Nella primissima mattinata di oggi, un intervento di routine in supporto ai sanitari del 118 si è trasformato in un’operazione antidroga lungo il litorale ionico. Gli agenti della Polizia di Stato del Commissariato di Pubblica Sicurezza di Nardò sono intervenuti a Torre Lapillo, frazione marina del comune di Porto Cesareo, a seguito della segnalazione di un giovane in evidente stato di alterazione psicofisica.
La fuga fallita e il primo sequestro
Giunti tempestivamente sul posto, i poliziotti della Volante hanno individuato il personale medico e il ragazzo. Quest’ultimo, non appena ha notato l’arrivo della pattuglia, ha tentato di darsi a una precipitosa fuga a piedi. I poliziotti sono riusciti a rincorrerlo e a bloccarlo prontamente, proprio mentre il giovane cercava di disfarsi di due vasetti in vetro.
Al loro interno gli agenti hanno rinvenuto 17 grammi di hashish e 49 grammi di marijuana. I successivi accertamenti hanno permesso di identificare il soggetto: si tratta di un 27enne residente a Nardò, che fin dai primi momenti del controllo si è mostrato ostile e poco collaborativo con le forze dell’ordine.
La perquisizione domiciliare: trovata altra sostanza e una pistola
Ritenendo che potesse detenere ulteriore sostanza illecita, gli operatori hanno deciso di estendere l’attività di polizia giudiziaria presso l’abitazione del 27enne.

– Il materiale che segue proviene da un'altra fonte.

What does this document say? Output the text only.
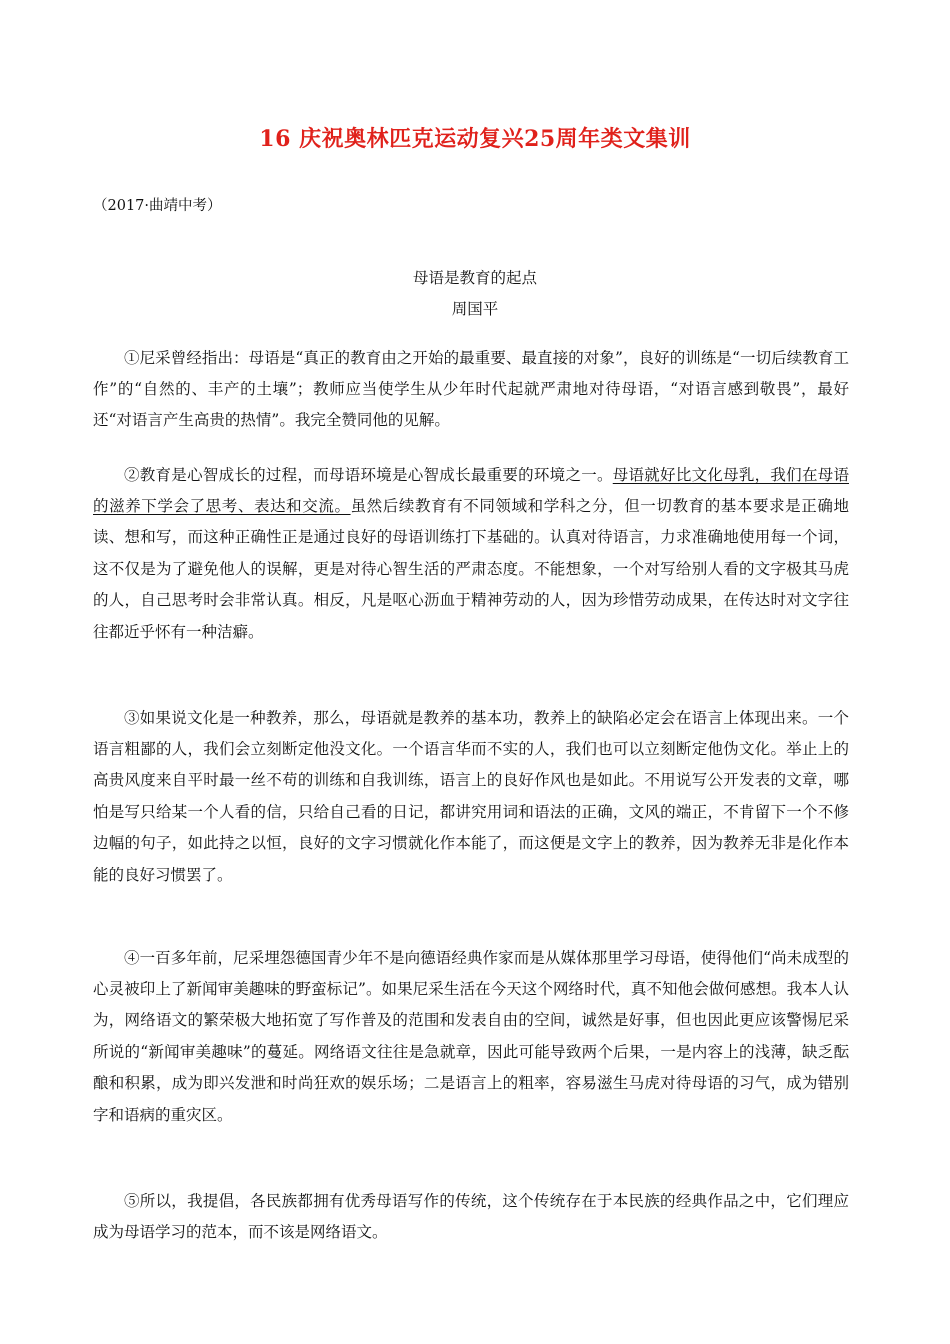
16 庆祝奥林匹克运动复兴25周年类文集训
（2017·曲靖中考）
母语是教育的起点
周国平

①尼采曾经指出：母语是“真正的教育由之开始的最重要、最直接的对象”，良好的训练是“一切后续教育工作”的“自然的、丰产的土壤”；教师应当使学生从少年时代起就严肃地对待母语，“对语言感到敬畏”，最好还“对语言产生高贵的热情”。我完全赞同他的见解。

②教育是心智成长的过程，而母语环境是心智成长最重要的环境之一。母语就好比文化母乳，我们在母语的滋养下学会了思考、表达和交流。虽然后续教育有不同领域和学科之分，但一切教育的基本要求是正确地读、想和写，而这种正确性正是通过良好的母语训练打下基础的。认真对待语言，力求准确地使用每一个词，这不仅是为了避免他人的误解，更是对待心智生活的严肃态度。不能想象，一个对写给别人看的文字极其马虎的人，自己思考时会非常认真。相反，凡是呕心沥血于精神劳动的人，因为珍惜劳动成果，在传达时对文字往往都近乎怀有一种洁癖。

③如果说文化是一种教养，那么，母语就是教养的基本功，教养上的缺陷必定会在语言上体现出来。一个语言粗鄙的人，我们会立刻断定他没文化。一个语言华而不实的人，我们也可以立刻断定他伪文化。举止上的高贵风度来自平时最一丝不苟的训练和自我训练，语言上的良好作风也是如此。不用说写公开发表的文章，哪怕是写只给某一个人看的信，只给自己看的日记，都讲究用词和语法的正确，文风的端正，不肯留下一个不修边幅的句子，如此持之以恒，良好的文字习惯就化作本能了，而这便是文字上的教养，因为教养无非是化作本能的良好习惯罢了。

④一百多年前，尼采埋怨德国青少年不是向德语经典作家而是从媒体那里学习母语，使得他们“尚未成型的心灵被印上了新闻审美趣味的野蛮标记”。如果尼采生活在今天这个网络时代，真不知他会做何感想。我本人认为，网络语文的繁荣极大地拓宽了写作普及的范围和发表自由的空间，诚然是好事，但也因此更应该警惕尼采所说的“新闻审美趣味”的蔓延。网络语文往往是急就章，因此可能导致两个后果，一是内容上的浅薄，缺乏酝酿和积累，成为即兴发泄和时尚狂欢的娱乐场；二是语言上的粗率，容易滋生马虎对待母语的习气，成为错别字和语病的重灾区。

⑤所以，我提倡，各民族都拥有优秀母语写作的传统，这个传统存在于本民族的经典作品之中，它们理应成为母语学习的范本，而不该是网络语文。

La perquisizione domiciliare, eseguita all’interno della sua camera da letto, ha confermato i sospetti degli agenti. Sono stati infatti rinvenuti e sequestrati 204,8 grammi di hashish, suddivisi in due involucri sigillati sottovuoto; due bilancini di precisione, utilizzati presumibilmente per il confezionamento delle dosi e una pistola giocattolo, priva del prescritto tappo rosso.
La denuncia alla Procura
Al termine delle operazioni, il giovane è stato accompagnato presso gli uffici del Commissariato di P.S. di Nardò per gli accertamenti e i rilievi di rito. Alla luce del quantitativo complessivo di stupefacente e del materiale rinvenuto, il 27enne è stato deferito in stato di libertà all’Autorità Giudiziaria per il reato di detenzione ai fini di spaccio di sostanze stupefacenti.